Feltri, comunismo e centenario Pci. Compagni addio: «Onore? Macché solo esequie e oblio»
Quella di Feltri sul comunismo è una vera orazione funebre. Celebrata in prima pagina su Libero di oggi, Feltri disattende coraggiosamente, dalla prima all’ultima parola, i dogmi che il politically correct impone. A partire dal titolo che, esaustivamente, recita: “I comunisti celebrano la loro morte“. Uno sguardo sul centenario della nascita del Partito comunista italiano che, spogliato come scrive il direttore di Libero, di «toni elegiaci» e «prosa retorica», getta lo sguardo al di là di ogni convenzione. Quella che, ricorda lo stesso Feltri, «si usa in ogni festeggiamento». Una voce fuori dal coro che esprime il desiderio represso a lungo di parlare dell’altra faccia di un mondo. Dei profili di una storia che in questi giorni giornali e tv celebrano tra enfasi e accademismo. Una storia, quella comunista di «falce e martello» che – scrive nella sua orazione il direttore – a differenza di quella «dei fasci littori» ha «ancora il diritto di albergare nei cuori di un certo popolo nostalgico. Niente di grave. Molto di assurdo»…

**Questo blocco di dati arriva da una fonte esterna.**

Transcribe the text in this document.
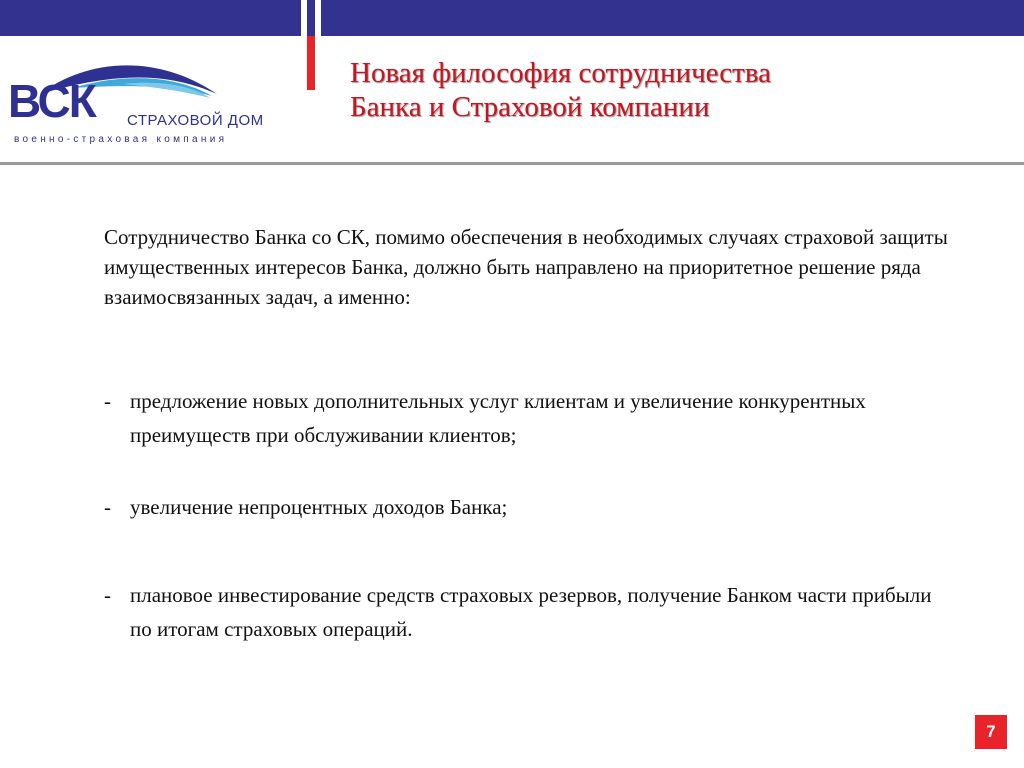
ВСК СТРАХОВОЙ ДОМ
военно-страховая компания
Новая философия сотрудничества
Банка и Страховой компании

Сотрудничество Банка со СК, помимо обеспечения в необходимых случаях страховой защиты имущественных интересов Банка, должно быть направлено на приоритетное решение ряда взаимосвязанных задач, а именно:

- предложение новых дополнительных услуг клиентам и увеличение конкурентных преимуществ при обслуживании клиентов;
- увеличение непроцентных доходов Банка;
- плановое инвестирование средств страховых резервов, получение Банком части прибыли по итогам страховых операций.
7
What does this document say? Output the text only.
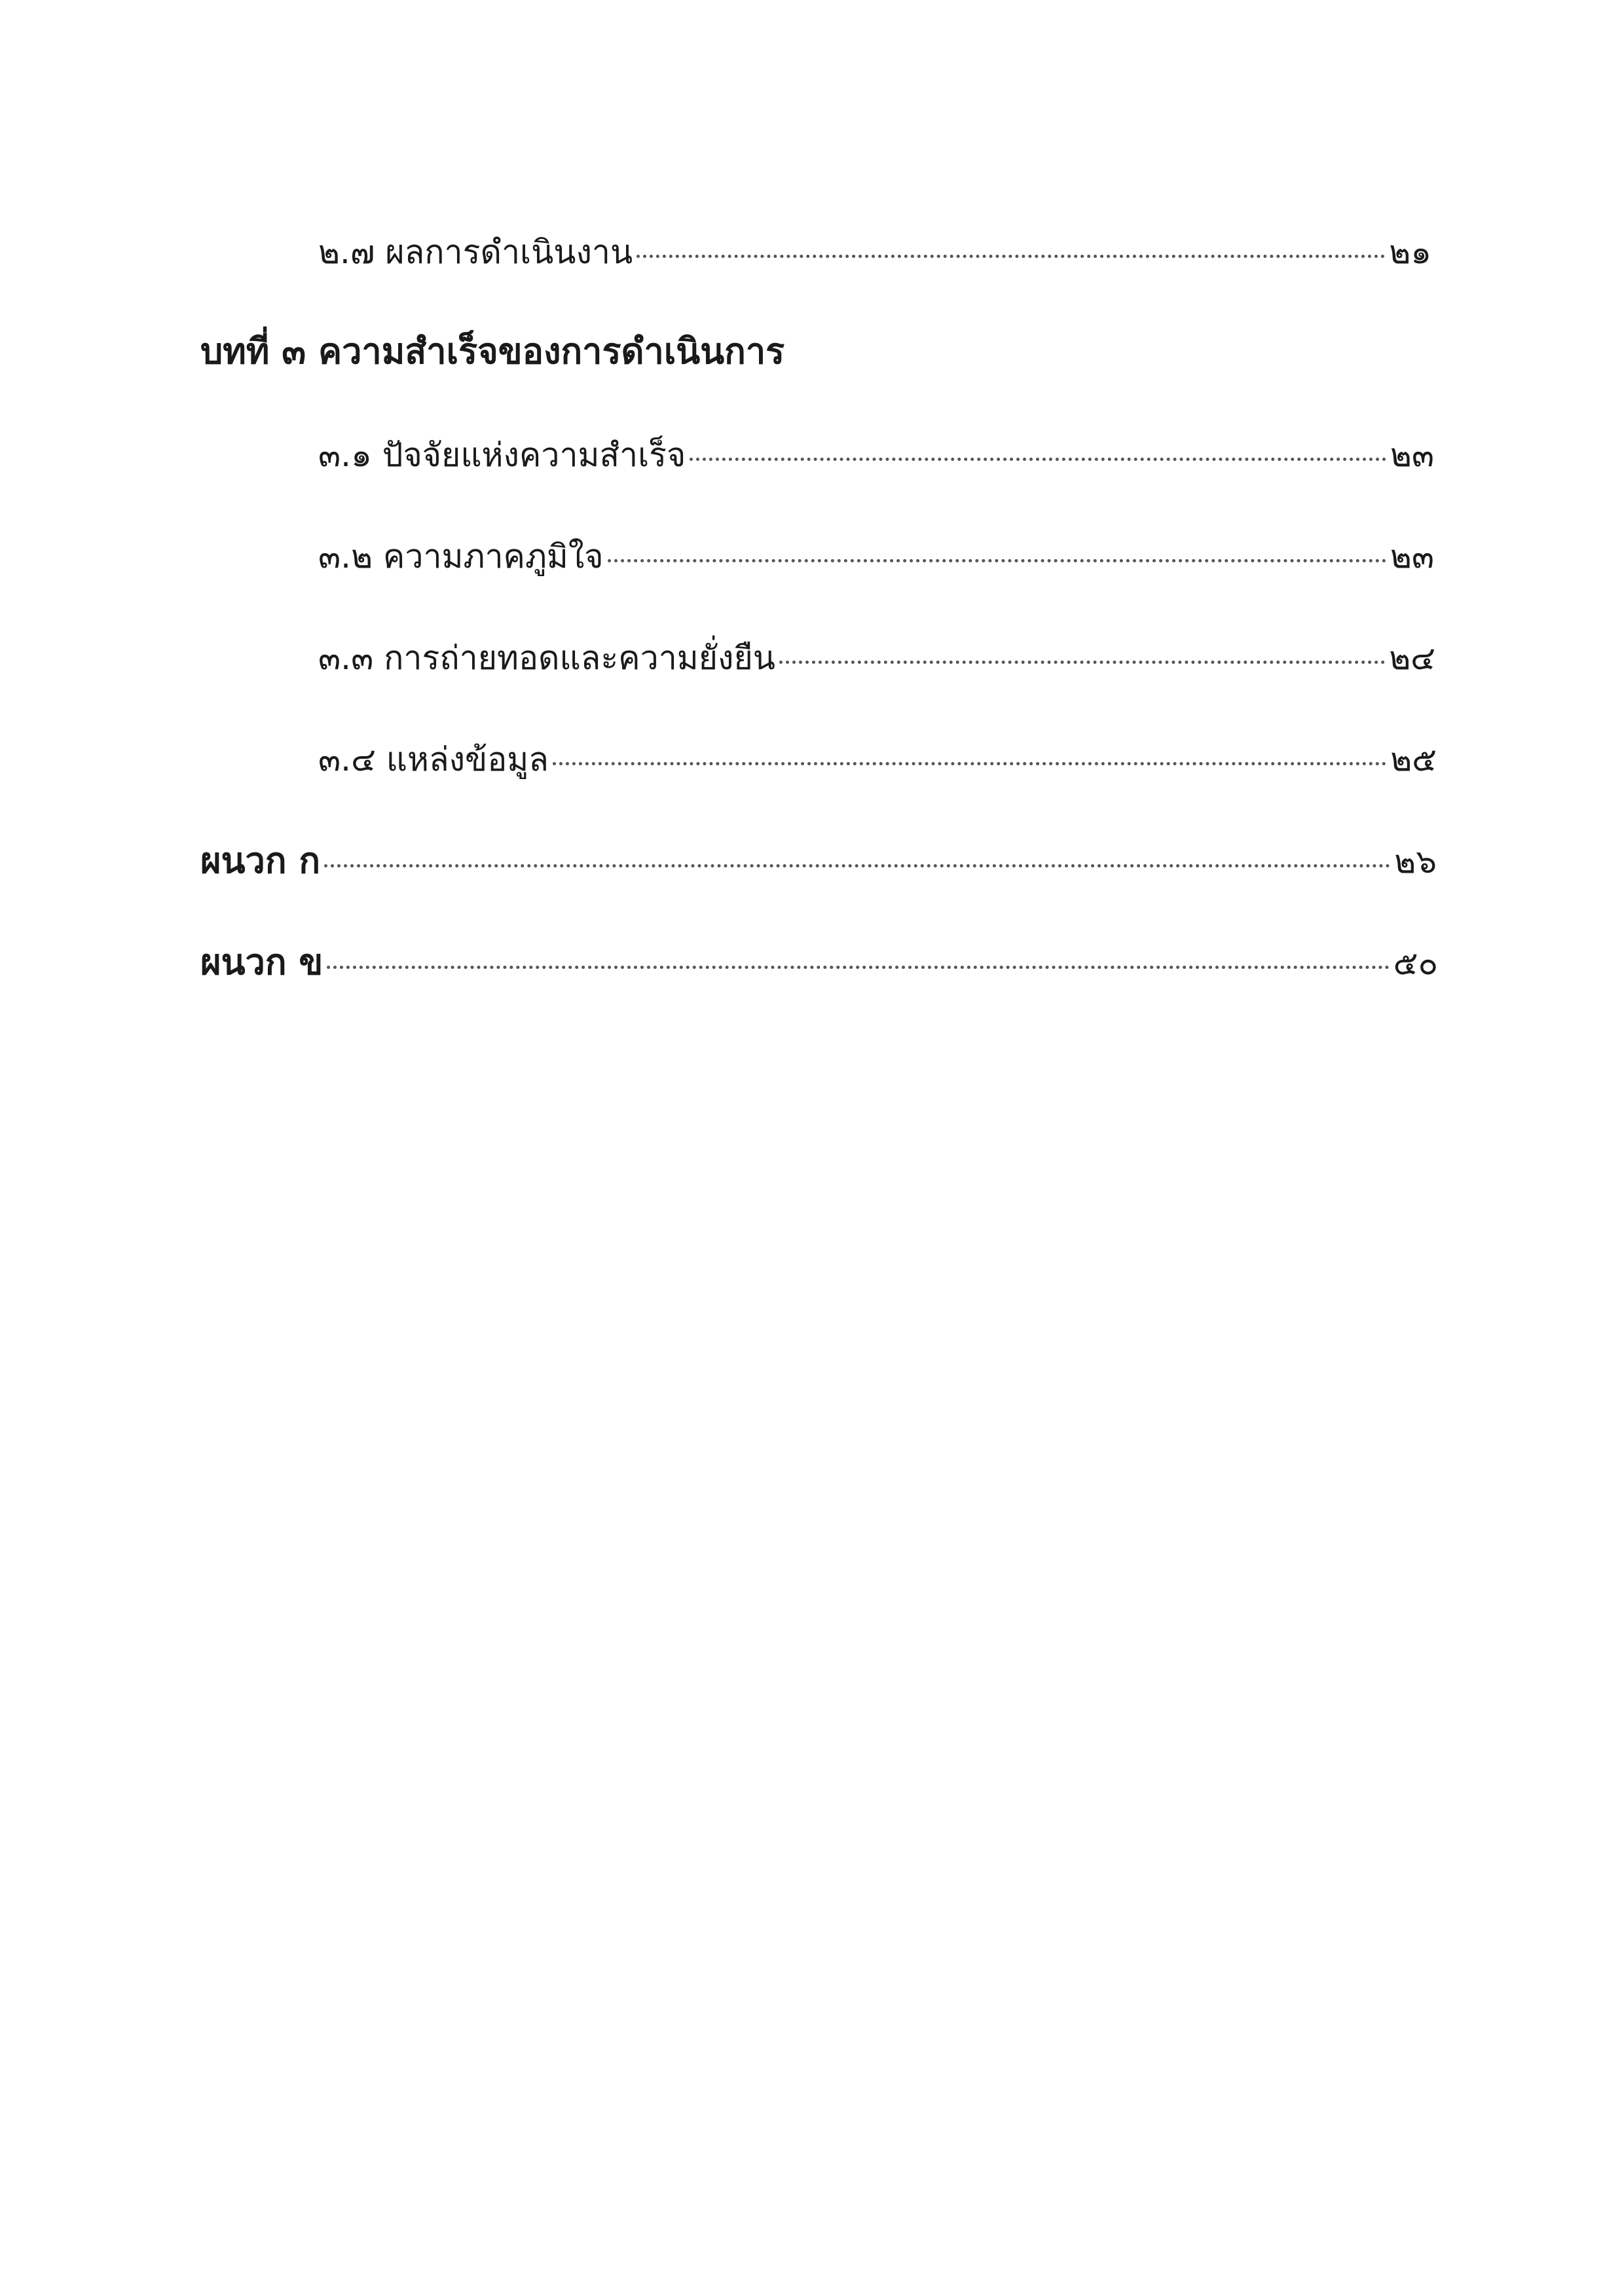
๒.๗ ผลการดำเนินงาน	๒๑
บทที่ ๓ ความสำเร็จของการดำเนินการ
๓.๑ ปัจจัยแห่งความสำเร็จ	๒๓
๓.๒ ความภาคภูมิใจ	๒๓
๓.๓ การถ่ายทอดและความยั่งยืน	๒๔
๓.๔ แหล่งข้อมูล	๒๕
ผนวก ก	๒๖
ผนวก ข	๕๐
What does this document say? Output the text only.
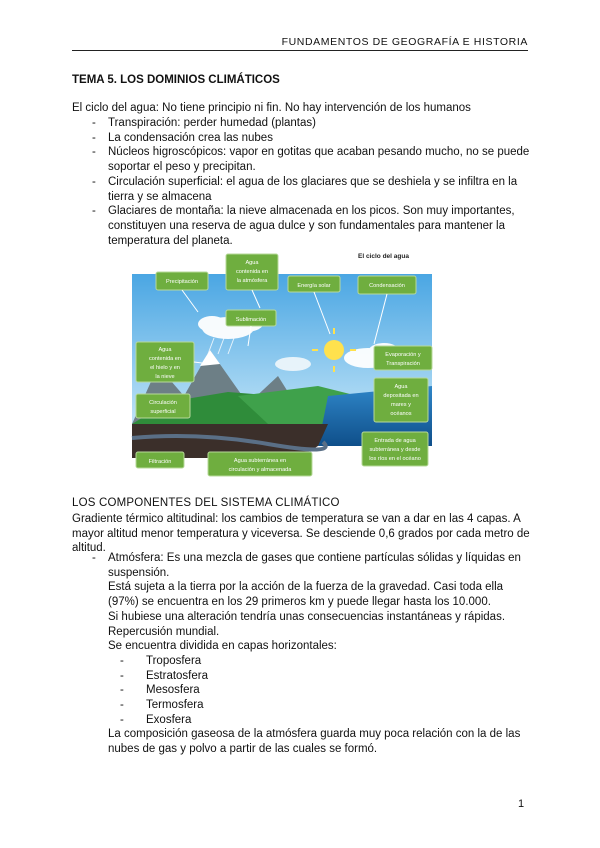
FUNDAMENTOS DE GEOGRAFÍA E HISTORIA
TEMA 5. LOS DOMINIOS CLIMÁTICOS
El ciclo del agua: No tiene principio ni fin. No hay intervención de los humanos
- Transpiración: perder humedad (plantas)
- La condensación crea las nubes
- Núcleos higroscópicos: vapor en gotitas que acaban pesando mucho, no se puede soportar el peso y precipitan.
- Circulación superficial: el agua de los glaciares que se deshiela y se infiltra en la tierra y se almacena
- Glaciares de montaña: la nieve almacenada en los picos. Son muy importantes, constituyen una reserva de agua dulce y son fundamentales para mantener la temperatura del planeta.
El ciclo del agua
Precipitación
Agua
contenida en
la atmósfera
Energía solar	Condensación
Sublimación
Agua
contenida en
el hielo y en
la nieve
Evaporación y
Transpiración
Agua
depositada en
mares y
océanos
Circulación
superficial
Entrada de agua
subterránea y desde
los ríos en el océano
Filtración	Agua subterránea en
circulación y almacenada
LOS COMPONENTES DEL SISTEMA CLIMÁTICO
Gradiente térmico altitudinal: los cambios de temperatura se van a dar en las 4 capas. A mayor altitud menor temperatura y viceversa. Se desciende 0,6 grados por cada metro de altitud.
- Atmósfera: Es una mezcla de gases que contiene partículas sólidas y líquidas en suspensión.
Está sujeta a la tierra por la acción de la fuerza de la gravedad. Casi toda ella (97%) se encuentra en los 29 primeros km y puede llegar hasta los 10.000.
Si hubiese una alteración tendría unas consecuencias instantáneas y rápidas. Repercusión mundial.
Se encuentra dividida en capas horizontales:
- Troposfera
- Estratosfera
- Mesosfera
- Termosfera
- Exosfera
La composición gaseosa de la atmósfera guarda muy poca relación con la de las nubes de gas y polvo a partir de las cuales se formó.
1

Feltri sul comunismo e sul centenario del Pci
E ancora. Una storia che, nella sua rivisitazione lucida e scevra da revisionismi trionfalistici e descrizioni agiografiche, Feltri ripercorre libero da qualunque forma di condizionamento culturale. Da ogni tentazione di ossequio al moloch comunista. Perché, scrive il giornalista nel suo editoriale in prima pagina, «il socialismo reale ha prodotto solo tragedie e ingiustizie macroscopiche. Come ben sanno quelli della mia generazione. I quali ne hanno viste di ogni colore, trovandosi anche a dovere lottare fisicamente contro i rossi invasati e violenti». E allora, niente giustificazionismi sul passato solo in quanto tale. Niente abbellimenti indotti dal tempo e dalla nostalgia.